Description dinospao132 2020-05-31 17:21:51 UTC
Description:
i was creating a new docx writer file. i was change liberation Mono to arial and i save the file. i opened it again and the change didn't here.

Steps to Reproduce:
1.create a new docx writer file
2.change liberation Mono to arial and put the save button
3.open the file again and the change isn't here

Actual Results:
liberation Mono is here

Expected Results:
Arial must here


Reproducible: Always


User Profile Reset: No



Additional Info:
[Information automatically included from LibreOffice]
Locale: el
Module: TextDocument
[Information guessed from browser]
OS: Windows (All)
OS is 64bit: no
Comment 1 Telesto 2020-05-31 19:16:24 UTC
Confirm for an empty document with font change
Version: 7.1.0.0.alpha0+ (x64)
Build ID: 83c4f86f22dc37269ac6a038fe7de053c42aad6e
CPU threads: 4; OS: Windows 6.3 Build 9600; UI render: Skia/Raster; VCL: win
Locale: en-US (nl_NL); UI: en-US
Calc: CL
Comment 2 Telesto 2020-05-31 19:17:06 UTC
Also in
Versie: 4.4.7.2 
Build ID: f3153a8b245191196a4b6b9abd1d0da16eead600
Locale: nl_NL
Comment 3 dinospao132 2020-06-06 02:11:28 UTC
Also in docx files in ubuntu linux and libre office version 6.4.3.2.
Comment 4 dinospao132 2020-06-12 08:53:24 UTC
also in 6.4.5.1. in windows and also with odf 1.3
Comment 5 NISZ LibreOffice Team 2020-12-02 11:04:54 UTC
Created attachment 167750 [details]
Example file with custom font set to the second empty paragraph
Comment 6 NISZ LibreOffice Team 2020-12-02 11:05:22 UTC
Created attachment 167751 [details]
The example file saved to docx with current Writer

Version: 7.2.0.0.alpha0+ (x64)
Build ID: 4e63ec27b69fa01ff610c894c9fbf05c377a6179
CPU threads: 4; OS: Windows 6.3 Build 9600; UI render: default; VCL: win
Locale: en-US (hu_HU); UI: en-US
Calc: CL
Comment 7 NISZ LibreOffice Team 2020-12-02 11:06:25 UTC
Created attachment 167752 [details]
Screenshot of the original and the docx document side by side in Writer

In case of the docx file the empty paragraph gets the default font when reopened.
Comment 8 NISZ LibreOffice Team 2020-12-02 11:08:52 UTC
Created attachment 167753 [details]
The docx example file in Word 2013

However, Word opens the docx file correctly. The document.xml also contains the correct font setting.
This is really an import problem, similar to the one I linked (about font size).
Comment 9 Telesto 2022-01-05 12:40:08 UTC
*** Bug 146513 has been marked as a duplicate of this bug. ***
Comment 10 Timur 2023-04-03 13:10:43 UTC
*** Bug 149415 has been marked as a duplicate of this bug. ***
Comment 11 Timur 2023-04-03 13:11:14 UTC
*** Bug 134683 has been marked as a duplicate of this bug. ***
Comment 12 Justin L 2023-04-03 15:42:17 UTC
I've looked into this before (but I can't remember the bug number). Everything looks fine until ~DomainMapper_Impl calls RemoveLastParagraph.
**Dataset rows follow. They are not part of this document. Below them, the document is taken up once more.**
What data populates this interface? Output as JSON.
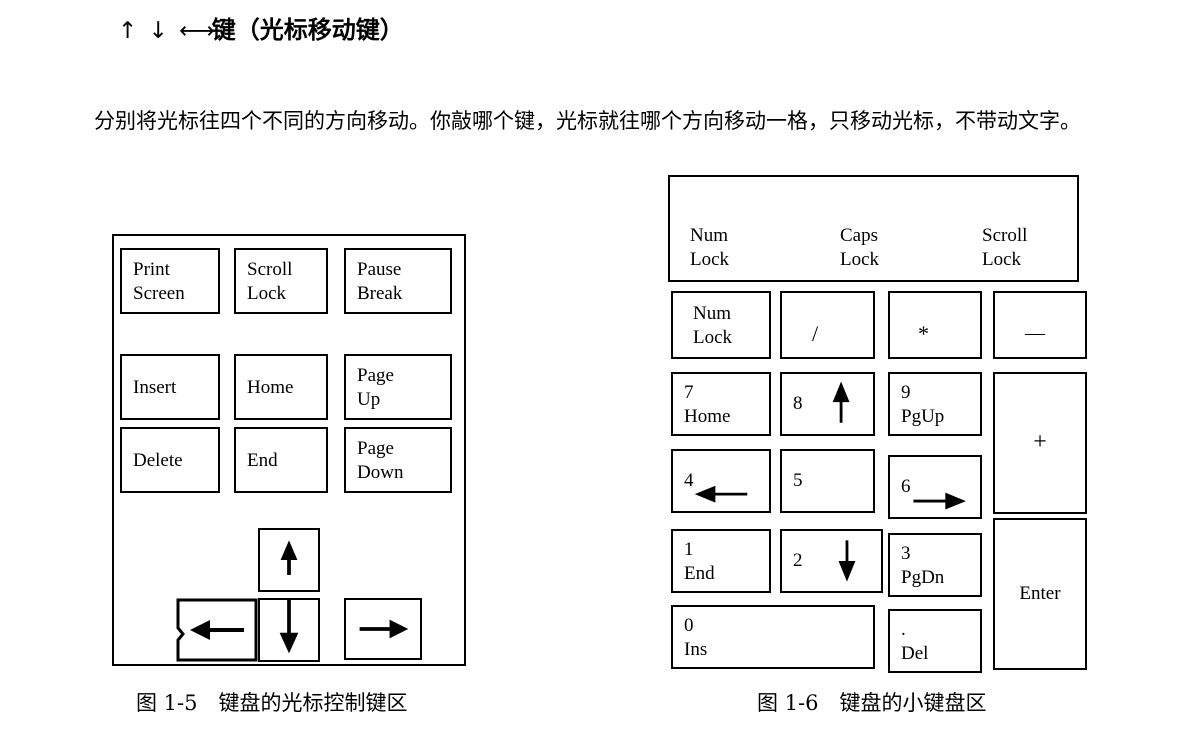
{
  "heading": {
    "arrows": "↑ ↓ ",
    "arrows_lr": "←→",
    "text": "键（光标移动键）"
  },
  "paragraph": "分别将光标往四个不同的方向移动。你敲哪个键，光标就往哪个方向移动一格，只移动光标，不带动文字。",
  "figure5": {
    "caption": "图 1-5　键盘的光标控制键区",
    "keys": [
      {
        "id": "print-screen",
        "label": "Print\nScreen"
      },
      {
        "id": "scroll-lock",
        "label": "Scroll\nLock"
      },
      {
        "id": "pause-break",
        "label": "Pause\nBreak"
      },
      {
        "id": "insert",
        "label": "Insert"
      },
      {
        "id": "home",
        "label": "Home"
      },
      {
        "id": "page-up",
        "label": "Page\nUp"
      },
      {
        "id": "delete",
        "label": "Delete"
      },
      {
        "id": "end",
        "label": "End"
      },
      {
        "id": "page-down",
        "label": "Page\nDown"
      },
      {
        "id": "arrow-up",
        "label": ""
      },
      {
        "id": "arrow-left",
        "label": ""
      },
      {
        "id": "arrow-down",
        "label": ""
      },
      {
        "id": "arrow-right",
        "label": ""
      }
    ]
  },
  "figure6": {
    "caption": "图 1-6　键盘的小键盘区",
    "indicators": [
      {
        "id": "num-lock-led",
        "label": "Num\nLock"
      },
      {
        "id": "caps-lock-led",
        "label": "Caps\nLock"
      },
      {
        "id": "scroll-lock-led",
        "label": "Scroll\nLock"
      }
    ],
    "keys": [
      {
        "id": "num-lock",
        "label": "Num\nLock"
      },
      {
        "id": "divide",
        "label": "/"
      },
      {
        "id": "multiply",
        "label": "*"
      },
      {
        "id": "minus",
        "label": "—"
      },
      {
        "id": "num-7",
        "label": "7\nHome"
      },
      {
        "id": "num-8",
        "label": "8"
      },
      {
        "id": "num-9",
        "label": "9\nPgUp"
      },
      {
        "id": "plus",
        "label": "+"
      },
      {
        "id": "num-4",
        "label": "4"
      },
      {
        "id": "num-5",
        "label": "5"
      },
      {
        "id": "num-6",
        "label": "6"
      },
      {
        "id": "num-1",
        "label": "1\nEnd"
      },
      {
        "id": "num-2",
        "label": "2"
      },
      {
        "id": "num-3",
        "label": "3\nPgDn"
      },
      {
        "id": "enter",
        "label": "Enter"
      },
      {
        "id": "num-0",
        "label": "0\nIns"
      },
      {
        "id": "decimal",
        "label": ".\nDel"
      }
    ]
  },
  "colors": {
    "ink": "#000000",
    "paper": "#ffffff"
  }
}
The problem is (always) with xCursor->setString(OUString());
Comment 13 Justin L 2023-04-03 21:07:41 UTC
A total hack to is first add
+   xTextAppend->insertString(xCursor, OUString('\x200B')/*CHAR_ZWSP*/, false);

But of course unit tests fail all over the place when you do that.
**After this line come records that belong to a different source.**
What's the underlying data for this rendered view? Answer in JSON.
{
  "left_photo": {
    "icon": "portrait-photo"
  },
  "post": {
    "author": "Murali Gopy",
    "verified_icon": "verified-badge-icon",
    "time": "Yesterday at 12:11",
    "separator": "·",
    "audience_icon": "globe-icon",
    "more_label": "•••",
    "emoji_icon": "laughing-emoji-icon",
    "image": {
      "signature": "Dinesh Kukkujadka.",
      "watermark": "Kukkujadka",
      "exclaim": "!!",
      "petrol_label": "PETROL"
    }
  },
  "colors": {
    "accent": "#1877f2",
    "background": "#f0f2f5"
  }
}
You can't just delete the entire paragraph, because then you lose frames anchored to it, like tdf112287, although why they are anchored to a paragraph that is going to be deleted is beyond me.

I tried a bunch of random stuff, like trying to Exchange() the cursor, but all to no effect.
Comment 14 Mike Kaganski 2023-06-23 06:19:44 UTC
Created attachment 188061 [details]
Last empty line with direct formatting

A minimized example

The file has the default paragraph style with 48 pt font size; its four paragraphs are direct-formatted to have font size 12 pt; the first and the third paragraphs have a text, the second and the fourth (last) are empty. The last one is imported without any direct formatting into Writer, so has font size 48.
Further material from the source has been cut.